POODLE
- CVE identifier: CVE-2014-3566
- Date discovered: October 14, 2014; 11 years ago
- Discoverer: Bodo Möller, Thai Duong, Krzysztof Kotowicz (Google Security Team)
- Affected software: Any software that uses or supports a fallback to SSL 3.0

= POODLE =

Form of message tampering

POODLE (which stands for "Padding Oracle On Downgraded Legacy Encryption") is a security vulnerability which takes advantage of the fallback behavior of TLS clients to SSL 3.0. If attackers successfully exploit this vulnerability, on average, they only need to make 256 SSL 3.0 requests to reveal one byte of encrypted messages. Bodo Möller, Thai Duong and Krzysztof Kotowicz from the Google Security Team discovered this vulnerability; they disclosed the vulnerability publicly on October 14, 2014 (despite the paper being dated "September 2014"). On December 8, 2014, a variation of the POODLE vulnerability that affected TLS was announced.

The CVE-ID associated with the original POODLE attack is .
F5 Networks filed for as well, see POODLE attack against TLS section below.

== Prevention ==
To mitigate the POODLE attack, one approach is to completely disable SSL 3.0 on the client side and the server side. However, some old clients and servers do not support TLS 1.0 and above. Thus, the authors of the paper on POODLE attacks also encourage browser and server implementation of TLS_FALLBACK_SCSV, which will make downgrade attacks impossible.

Another mitigation is to implement "anti-POODLE record splitting". It splits the records into several parts and ensures none of them can be attacked. However the problem of the splitting is that, though valid according to the specification, it may also cause compatibility issues due to problems in server-side implementations.

A full list of browser versions and levels of vulnerability to different attacks (including POODLE) can be found in the article Transport Layer Security.

Opera 25 implemented this mitigation in addition to TLS_FALLBACK_SCSV.

Google's Chrome browser and their servers had already supported TLS_FALLBACK_SCSV. Google stated in October 2014 it was planning to remove SSL 3.0 support from their products completely within a few months. Fallback to SSL 3.0 has been disabled in Chrome 39, released in November 2014. SSL 3.0 has been disabled by default in Chrome 40, released in January 2015.

Mozilla disabled SSL 3.0 in Firefox 34 and ESR 31.3, which were released in December 2014, and added support of TLS_FALLBACK_SCSV in Firefox 35.

Microsoft published a security advisory to explain how to disable SSL 3.0 in Internet Explorer and Windows OS, and on October 29, 2014, Microsoft released a fix which disables SSL 3.0 in Internet Explorer on Windows Vista / Server 2003 and above and announced a plan to disable SSL 3.0 by default in their products and services within a few months. Microsoft disabled fallback to SSL 3.0 in Internet Explorer 11 for Protect Mode sites on February 10, 2015, and for other sites on April 14, 2015.

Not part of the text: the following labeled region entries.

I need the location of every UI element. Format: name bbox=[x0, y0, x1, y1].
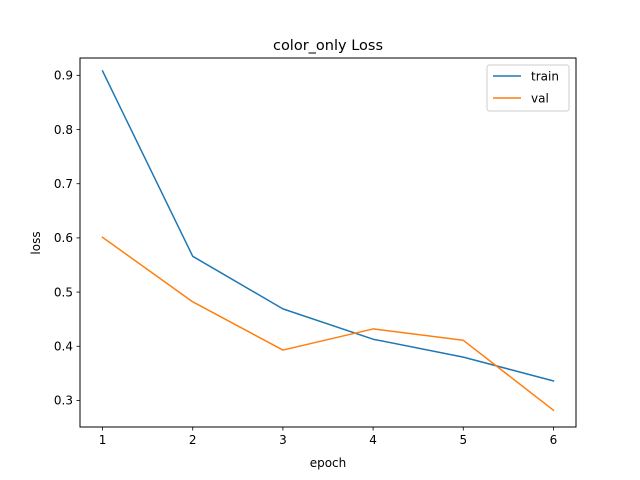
x-tick-label: 6 bbox=[550, 433, 558, 447]
y-tick-label: 0.8 bbox=[54, 123, 73, 137]
y-tick-label: 0.4 bbox=[54, 340, 73, 354]
x-tick-label: 2 bbox=[189, 433, 197, 447]
x-axis-ticks: 1 2 3 4 5 6 bbox=[99, 427, 558, 447]
y-tick-label: 0.7 bbox=[54, 177, 73, 191]
series-line-val bbox=[101, 236, 555, 412]
y-tick-label: 0.6 bbox=[54, 231, 73, 245]
x-tick-label: 1 bbox=[99, 433, 107, 447]
y-axis-ticks: 0.3 0.4 0.5 0.6 0.7 0.8 0.9 bbox=[54, 69, 80, 408]
y-tick-label: 0.3 bbox=[54, 394, 73, 408]
y-tick-label: 0.5 bbox=[54, 285, 73, 299]
legend: train val bbox=[486, 64, 570, 112]
series-line-train bbox=[101, 69, 555, 382]
chart-title: color_only Loss bbox=[273, 38, 383, 54]
y-tick-label: 0.9 bbox=[54, 69, 73, 83]
x-axis-label: epoch bbox=[310, 456, 347, 470]
y-axis-label: loss bbox=[29, 231, 43, 254]
legend-label-val: val bbox=[531, 91, 549, 105]
x-tick-label: 5 bbox=[459, 433, 467, 447]
plot-frame bbox=[79, 57, 577, 428]
legend-label-train: train bbox=[531, 69, 559, 83]
x-tick-label: 3 bbox=[279, 433, 287, 447]
plot-lines bbox=[101, 69, 555, 412]
x-tick-label: 4 bbox=[369, 433, 377, 447]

Apple's Safari (on OS X 10.8, iOS 8.1 and later) mitigated against POODLE by removing support for all CBC protocols in SSL 3.0, however, this left RC4 which is also completely broken by the RC4 attacks in SSL 3.0. POODLE was completely mitigated in OS X 10.11 (El Capitan 2015) and iOS 9 (2015).

To prevent the POODLE attack, some web services dropped support of SSL 3.0. Examples include CloudFlare and Wikimedia.

Network Security Services version 3.17.1 (released on October 3, 2014) and 3.16.2.3 (released on October 27, 2014) introduced support for TLS_FALLBACK_SCSV, and NSS will disable SSL 3.0 by default in April 2015. OpenSSL versions 1.0.1j, 1.0.0o and 0.9.8zc, released on October 15, 2014, introduced support for TLS_FALLBACK_SCSV. LibreSSL version 2.1.1, released on October 16, 2014, disabled SSL 3.0 by default.

== POODLE attack against TLS ==
A new variant of the original POODLE attack was announced on December 8, 2014. This attack exploits implementation flaws of CBC encryption mode in the TLS 1.0 - 1.2 protocols. Even though TLS specifications require servers to check the padding, some implementations fail to validate it properly, which makes some servers vulnerable to POODLE even if they disable SSL 3.0. SSL Pulse showed "about 10% of the servers are vulnerable to the POODLE attack against TLS" before this vulnerability was announced. The CVE-ID for F5 Networks' implementation bug is . The entry in NIST's NVD states that this CVE-ID is to be used only for F5 Networks' implementation of TLS, and that other vendors whose products have the same failure to validate the padding mistake in their implementations like A10 Networks and Cisco Systems need to issue their own CVE-IDs for their implementation errors because this is not a flaw in the protocol but in the implementation.

The POODLE attack against TLS was found to be easier to initiate than the initial POODLE attack against SSL. There is no need to downgrade clients to SSL 3.0, meaning fewer steps are needed to execute a successful attack.